Israel, Bahrain agree to establish full diplomatic ties

Bahrain and Israel have agreed to establish full diplomatic relations, US President Donald Trump announced on Friday, hailing the deal as “a historic breakthrough”.

In a joint statement, the United States, Bahrain and Israel said the agreement was reached after Trump spoke with Israeli Prime Minister Benjamin Netanyahu and Bahrain’s King Hamad bin Isa Al Khalifa on Friday.

“This is a historic breakthrough to further peace in the Middle East,” the statement reads.

The deal comes after Israel and the United Arab Emirates announced a similar agreement last month.

Bahrain will join Israel and the UAE for a signing ceremony at the White House on September 15, Trump told reporters on Friday.

“It’s unthinkable that this could happen and so fast,” he said about the Israel-Bahrain deal.

Trump’s son-in-law and senior White House adviser, Jared Kushner, hailed the agreements as “the culmination of four years of great work” by the Trump administration.

“We’re seeing the beginning of a new Middle East, and the president has really secured alliances and partners in trying to pursue that,” Kushner said.

A history of Arab-Israeli normalisation

In a Hebrew-language statement, Netanyahu said he was “moved” to announce the agreement with Bahrain, which he said “adds to the historic peace with the United Arab Emirates”. 

For its part, Bahrain said on Friday it supports a “fair and comprehensive” peace in the Middle East, the country’s BNA state news agency reported.
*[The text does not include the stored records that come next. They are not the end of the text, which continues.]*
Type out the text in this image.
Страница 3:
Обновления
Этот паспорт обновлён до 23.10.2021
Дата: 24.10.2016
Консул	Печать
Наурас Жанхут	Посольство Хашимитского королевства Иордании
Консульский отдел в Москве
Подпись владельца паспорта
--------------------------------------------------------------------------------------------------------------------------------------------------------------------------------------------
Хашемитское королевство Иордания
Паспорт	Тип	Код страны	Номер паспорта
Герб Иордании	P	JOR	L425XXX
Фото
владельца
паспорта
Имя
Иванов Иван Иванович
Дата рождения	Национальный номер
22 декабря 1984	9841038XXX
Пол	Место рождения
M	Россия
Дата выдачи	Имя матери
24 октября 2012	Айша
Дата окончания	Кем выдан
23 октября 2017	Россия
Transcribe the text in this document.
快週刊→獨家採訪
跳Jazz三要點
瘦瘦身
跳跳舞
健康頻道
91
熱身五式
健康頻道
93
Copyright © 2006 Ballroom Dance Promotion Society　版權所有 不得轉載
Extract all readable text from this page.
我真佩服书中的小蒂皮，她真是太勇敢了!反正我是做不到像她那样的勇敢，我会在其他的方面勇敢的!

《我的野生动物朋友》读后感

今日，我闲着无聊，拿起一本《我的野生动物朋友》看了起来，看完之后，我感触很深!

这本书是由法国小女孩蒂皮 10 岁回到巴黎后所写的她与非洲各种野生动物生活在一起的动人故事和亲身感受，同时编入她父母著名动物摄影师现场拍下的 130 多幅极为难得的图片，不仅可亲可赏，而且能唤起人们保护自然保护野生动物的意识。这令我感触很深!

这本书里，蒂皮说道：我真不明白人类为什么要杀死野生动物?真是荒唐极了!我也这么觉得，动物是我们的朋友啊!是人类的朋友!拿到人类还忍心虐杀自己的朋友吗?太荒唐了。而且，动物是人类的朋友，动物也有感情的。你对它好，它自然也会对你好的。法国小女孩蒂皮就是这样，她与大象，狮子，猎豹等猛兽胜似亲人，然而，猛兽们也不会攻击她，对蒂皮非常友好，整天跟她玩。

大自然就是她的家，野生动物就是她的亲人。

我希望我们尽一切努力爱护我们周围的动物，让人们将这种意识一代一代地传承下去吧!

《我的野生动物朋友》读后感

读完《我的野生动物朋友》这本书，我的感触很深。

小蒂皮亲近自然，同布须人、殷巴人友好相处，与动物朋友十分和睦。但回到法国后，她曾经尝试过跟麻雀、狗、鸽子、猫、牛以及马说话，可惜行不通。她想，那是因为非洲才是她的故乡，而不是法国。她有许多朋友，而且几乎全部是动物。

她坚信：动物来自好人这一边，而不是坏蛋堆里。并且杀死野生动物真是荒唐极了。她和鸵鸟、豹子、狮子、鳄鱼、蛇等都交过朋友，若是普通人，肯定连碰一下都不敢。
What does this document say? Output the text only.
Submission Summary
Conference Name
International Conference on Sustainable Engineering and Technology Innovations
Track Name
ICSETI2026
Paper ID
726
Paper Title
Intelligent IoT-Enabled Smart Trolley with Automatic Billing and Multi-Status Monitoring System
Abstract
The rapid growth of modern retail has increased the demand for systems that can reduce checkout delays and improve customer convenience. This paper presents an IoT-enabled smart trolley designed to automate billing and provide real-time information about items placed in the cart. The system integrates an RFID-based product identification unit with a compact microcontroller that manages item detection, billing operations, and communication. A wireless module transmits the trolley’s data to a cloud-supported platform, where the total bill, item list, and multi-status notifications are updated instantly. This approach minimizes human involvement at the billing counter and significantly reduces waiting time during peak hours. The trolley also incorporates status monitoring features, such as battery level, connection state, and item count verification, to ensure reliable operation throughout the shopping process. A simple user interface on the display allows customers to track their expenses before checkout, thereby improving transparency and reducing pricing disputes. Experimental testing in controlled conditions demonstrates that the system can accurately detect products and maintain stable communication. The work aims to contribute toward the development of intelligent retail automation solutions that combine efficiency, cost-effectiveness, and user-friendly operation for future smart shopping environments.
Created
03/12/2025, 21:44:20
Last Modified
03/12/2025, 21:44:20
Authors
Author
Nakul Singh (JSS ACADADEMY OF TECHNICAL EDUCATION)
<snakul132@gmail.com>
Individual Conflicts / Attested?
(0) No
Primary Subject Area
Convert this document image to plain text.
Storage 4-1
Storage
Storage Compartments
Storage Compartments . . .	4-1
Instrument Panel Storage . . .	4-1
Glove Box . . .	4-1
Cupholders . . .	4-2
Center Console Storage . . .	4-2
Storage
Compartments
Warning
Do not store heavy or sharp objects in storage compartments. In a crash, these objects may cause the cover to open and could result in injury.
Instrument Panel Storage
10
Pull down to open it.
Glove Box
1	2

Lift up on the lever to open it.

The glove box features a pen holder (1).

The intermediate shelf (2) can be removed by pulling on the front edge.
That peace should be based on a two-state solution to resolve the Israeli-Palestinian conflict, King Hamad said.

‘Treacherous stab’

Palestinian leaders have criticised Arab states for normalising ties with Israel while it continues its military occupation of Palestinian lands, saying such deals threaten to cement the status quo.

The Palestine Liberation Organization (PLO) said the Bahrain-Israel deal was “another treacherous stab to [the] Palestinian cause”.

Al Jazeera’s Nida Ibrahim, reporting from Ramallah in the occupied West Bank, said Palestinians have unequivocally condemned Friday’s announcement.

Ibrahim said Al Jazeera spoke to a Palestinian official close to Palestinian Authority (PA) President Mahmoud Abbas who said peace between Arab countries and Israel “will not happen without the Palestinian issue being resolved”.

She said the official also said they did not believe Israel’s deals with Bahrain and the UAE would have happened “without regional backing”.

Kushner, speaking to reporters in a call from the White House soon after Friday’s announcement, said the UAE and Bahrain agreements “will help reduce tension in the Muslim world and allow people to separate the Palestinian issue from their own national interests and from their foreign policy, which should be focused on their domestic priorities”.

US election looms

Since coming into office, the Trump administration has pursued staunchly pro-Israel policies, from moving the US embassy from Tel Aviv to Jerusalem to ordering the PLO to shutter its Washington, DC, office and recognising Israel’s occupation on the Syrian Golan Heights.

The US president and his advisers have championed a so-called “deal of the century” proposal to resolve the Israeli-Palestinian conflict – and they have courted Arab Gulf states to try to drum up support for that initiative.

Bahrain, for example, hosted a US-led conference in June 2019 to unveil the economic side of the proposal, and Emirati and Saudi leaders voiced support at the time for any economic agreement that would benefit Palestinians.

Palestinian leaders boycotted that summit, however, saying the Trump administration was not an honest broker in any future negotiations with Israel.

Reporting from Washington, DC, Al Jazeera’s Kimberly Halkett said while the deals between Israel, Bahrain and the UAE are not high on the list of priorities for most US voters, a large portion of Trump’s supporters are Evangelical Christians who favour his pro-Israel positions.

Halkett said Trump is trying to show them before the November 3 contest that he can get the “deal of the century” done in his second term.

“He’s acting as if this is a framework that will bring about that so-called ‘deal of the century’,” Halkett said, despite the fact that “the president and his administration’s representatives are not even talking to the Palestinians right now”.